Selfie ile gelen büyük tehlike !

Prof Dr. Çağatay Üstün, son yıllarda artan selfie çekme çılgınlığını değerlendirdi. Üstün’ün  selfie uygulaması hakkında görüşleri şöyle;

Sosyal medya kullanımının giderek arttığı bir dönemde bu konuya ilişkin olumsuzlukların da paylaşılmaya başlandığını gözlemliyoruz.

Bugün için pek çok kullanıcının diğer paylaşım ağlarından daha çok  Instagram’ı tercih etmeye başlamasıyla birlikte bunun nedenleri ve sonuçları üzerinde bilim insanlarının da çalışmaları yoğunlaşıyor. 

Instagram kullanımında bireysel resimlerin ve selfie çekimlerinin ön planda olması, bir insanın kendi resmini çekmeyi sürdürmesi ve bunu yayınlaması konusu zihinleri meşgul ediyor. Bu konuda bir tespiti Amerikan Psikoloji Derneği (APA) yaptı. Dernek, selfie çekiminin ve bunun sürekli yayınlanmasının psikolojik bir hastalık olduğunu vurguluyor. 

Konu hakkındaki yorumlar şöyle:

2014 yılında Şikago’da gerçekleşen yıllık toplantıda selfie çekme davranışına ‘selfitis’ adı verilerek, ‘bireylerin kendi fotoğraflarını çekerek sosyal medyada paylaşmayı obsesif kompulsif bir istek haline getirmeleri’ olarak tanımlandı. Aslında burada belirtilen selfitis terimi güzel bir tanımlama olarak bir tür benlik iltihabı anlamına geliyor.

Bir süre sonra bu haberin yalan olduğunun ileri sürülmesinden sonra bu kez de Nottingham Trent Üniversitesi Psikoloji bölümü ile Hindistan’daki Thiagarajar Enstitüsü de bu alışkanlığın hastalığa dönüşüp dönüşmediğinin araştırılması kararı aldı. Yapılan araştırmalar sonucunda Selfitis’in bir ruhsal bozukluk olduğu sonucuna varıldı ve rahatsızlığın ciddiyetinin değerlendirilmesi için ‘Selfitis Davranış Skalası’ geliştirdi.

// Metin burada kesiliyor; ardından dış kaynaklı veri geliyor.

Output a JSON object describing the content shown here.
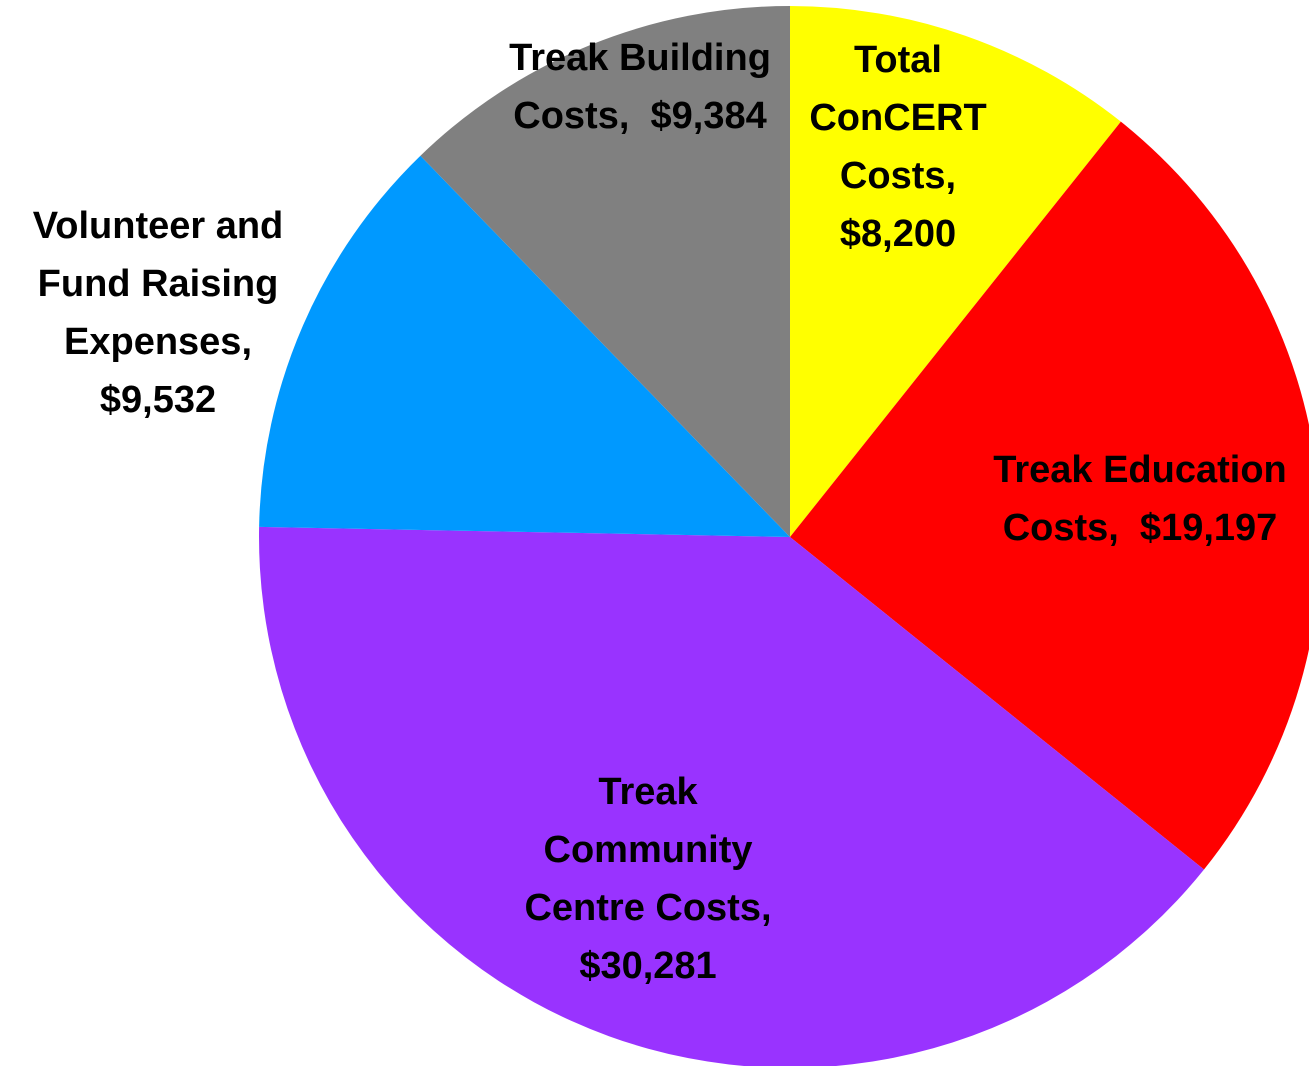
{
  "chart_data": {
    "type": "pie",
    "title": "",
    "start_angle_deg": 0,
    "direction": "clockwise",
    "slices": [
      {
        "label_lines": [
          "Total",
          "ConCERT",
          "Costs,",
          "$8,200"
        ],
        "category": "Total ConCERT Costs",
        "value": 8200,
        "value_label": "$8,200",
        "color": "#FFFF00"
      },
      {
        "label_lines": [
          "Treak Education",
          "Costs,  $19,197"
        ],
        "category": "Treak Education Costs",
        "value": 19197,
        "value_label": "$19,197",
        "color": "#FF0000"
      },
      {
        "label_lines": [
          "Treak",
          "Community",
          "Centre Costs,",
          "$30,281"
        ],
        "category": "Treak Community Centre Costs",
        "value": 30281,
        "value_label": "$30,281",
        "color": "#9933FF"
      },
      {
        "label_lines": [
          "Volunteer and",
          "Fund Raising",
          "Expenses,",
          "$9,532"
        ],
        "category": "Volunteer and Fund Raising Expenses",
        "value": 9532,
        "value_label": "$9,532",
        "color": "#0099FF"
      },
      {
        "label_lines": [
          "Treak Building",
          "Costs,  $9,384"
        ],
        "category": "Treak Building Costs",
        "value": 9384,
        "value_label": "$9,384",
        "color": "#808080"
      }
    ]
  }
}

Skala 1’den 100’e kadar uzanıyor. Neden selfie çekildiğinin saptanması için araştırmaya 200 kişi katıldı ve veriler daha sonra 400 kişide test edildi. Buna göre geliştirilen skala ile sorunun boyutları ortaya kondu.

Katılımcıların Hindistan’dan olmasına şaşmamak gerek. Zira, selfie seçenlerin en çok olduğu ve tehlikeli yerlerde selfie çekerken ölenlerin çoğu Hindistan kaynaklı.
Bulgular, Uluslararası Akıl Sağlığı ve Bağımlılık Dergisi’nde yayımlandı.(Bkz. International Journal of Mental Health and Addiction June 2018, Volume 16, Issue 3, pp 722–736)

Tespitlerin özetinde selfitis tablosundaki seviyeler önemli:

. Seviye: Kişinin kendisini günde en az 3 kez fotoğraf çekmesi ancak çektiği fotoğrafları sosyal medyada paylaşmaması. (Borderline)

Seviye: Kişinin kendisini günde en az 3 kez fotoğraf çekmesi ve bu fotoğrafların hepsini sosyal medyada paylaşması. (Akut)

Seviye: Kişinin kendisini fotoğraf çekme davranışını kontrol edememesi ve sosyal medyada günde 6 ya da daha fazla kendi fotoğrafını paylaşması. (Kronik)

Yani bu konunun özü şöyle: Selfie çekimini bir alışkanlık haline getirmeye başlayanların psikolojik sorunları var ve mutlaka tedavi olmaları gerekiyor.
Çevremizde yüzlerce kişinin selfie çekimi yaptığını göz önüne aldığımızda durumun vahimliği ortada.

Her Şeye Rağmen Etik aktivasyonunu sürdürdüğümüz 2011 yılından beri sosyal paylaşım ağlarından uzak durulması gerektiğini vurgulamamızın sonuçlarını bir süredir alıyoruz. Facebook, Twitter gibi sitelerin kullanımının giderek azaldığı görülmektedir. Ancak bu sefer de selife ve buna bağlı yoğun paylaşım sitesi Instagram sorunu gündemdedir.

Bir çok şeyde olduğu gibi abartılı olmak ve fazlasını istemek elbette ki doğru değil.
Selfie konusunun bu kadar yaygın olmasının altında bireylerin giderek toplumda yabancılaşması ve yalnızlaşması var sanırız.